BELOW IS THE LINK TO THE GIVEAWAY!

 

a Rafflecopter giveaway

with love,

Alysha

  1. Natasha Bradley says:

    Beautiful! Military life has its challenges for sure and like you said, yes, we know what we are signed up for, but it doesn’t make the separation any easier. My husband is a Petty Officer in the Navy and when he deployed for the first time back in 2012, my boys were 2 and 6 months old. His deployment was supposed to be 6 months long but was extended to 10 months after his ship was struck by a Japanese Tanker. There was a period after the collision that we back home knew what had happened but that was it. We had no other information to whether or not anyone was hurt or killed. The next day I finally got a 20 second phone call from my husband. Long enough to tell me he was ok and that was all he could tell me at the time. That was the greatest phone call I’ve ever gotten! I hope whoever reads your post really takes it to heart about reaching out because without my family and friends during those 10 months I don’t know if I would have made it (completely sane anyways lol) Please thank Drew for his service and to anyone else reading this who has served or is serving still, my family and I thank you! <3

    • Alysha Hogsett says:

      Geez Natasha! My heart! My eyes are filling with tears reading this! It is so hard being a military spouse. It is. And people don’t realize what these families sacrifice daily for their significant others to sacrifice sometimes their life. Their life. It is so important for wives, loved ones to have open communication about their life and struggles because bottling it in only makes it worse! I am here for your sweet family! <3 Thank your sweet husband for his service! <3

  2. Sarah Grant says:

    I ❤️ Your ❤️!! Kyle leaves for an army class this weekend for a month and I’m not looking forward to it!! I can’t imagine how bad it’s gonna suck when he deploys!!! This hits home for me, especially with Kaelyn so little!

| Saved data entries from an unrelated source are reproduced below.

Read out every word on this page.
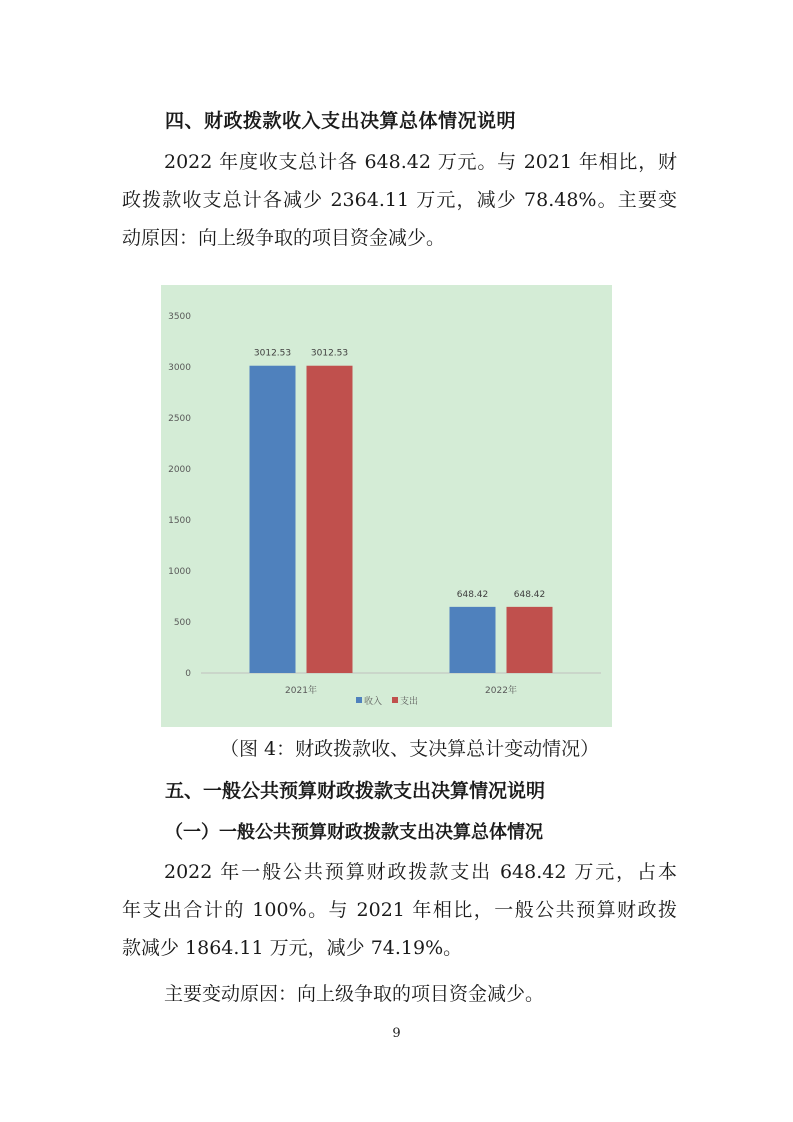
四、财政拨款收入支出决算总体情况说明
2022 年度收支总计各 648.42 万元。与 2021 年相比，财
政拨款收支总计各减少 2364.11 万元，减少 78.48%。主要变
动原因：向上级争取的项目资金减少。
0
500
1000
1500
2000
2500
3000
3500
3012.53 3012.53
2021年
648.42	648.42
2022年
收入 支出
（图 4：财政拨款收、支决算总计变动情况）
五、一般公共预算财政拨款支出决算情况说明
（一）一般公共预算财政拨款支出决算总体情况
2022 年一般公共预算财政拨款支出 648.42 万元，占本
年支出合计的 100%。与 2021 年相比，一般公共预算财政拨
款减少 1864.11 万元，减少 74.19%。
主要变动原因：向上级争取的项目资金减少。
9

  3. Morgan Brooking Byrd says:

    I love that you posted about this. It’s so true that it is hard to find people that relate to military life (especially military wife) because it’s a unique thing to go through. I don’t know how you were with your husband being in the reserves, but I find it even more difficult because we are a Guard family. My hubby is full time Guard so it’s his career but we are not stationed anywhere (as in no base to turn to be a part of) so it’s a little isolating sometimes. The Army suites him though and I am so proud of him. I am glad he can live his military dreams, serve his country with his career, and still have the home he desires because he does things through the guard side.

    We have been through one deployment as a couple, but he has been deployed twice. I think we are looking at least one more before his time is done and it makes me anxious sometimes. He truly is my best friend a great father to our girls.

    Thank you for sharing your story. I also love how God used that time to help you find Vertical Church and find a friend in Tiffany. Such an awesome part of your testimony. Military life (and of course just life) is less lonely when we open up ourselves to God’s presence.

  4. Tina Burkett says:

    All of your pictures are so amazing, but you have truly touched my heart with these. As a former military spouse (when there were no cell phones, skype and face time), I understand the anxiety and loneliness when your husband is away. I am now a military mom and my sense of patriotism is like nothing I’ve ever felt before. Every military member is my child now!! I go out of my way to speak, buy a meal, give a handshake or hug and thank them for their service. I cry at the National Anthem and homecoming videos. And I have cried a different cry when a fellow mom has lost her military child.

    Thank you for honoring our military members and for being so proud and supportive of your husband. I thank him for his service! I pray every day for my daughter and that all of our service members are under His watch and come home safely.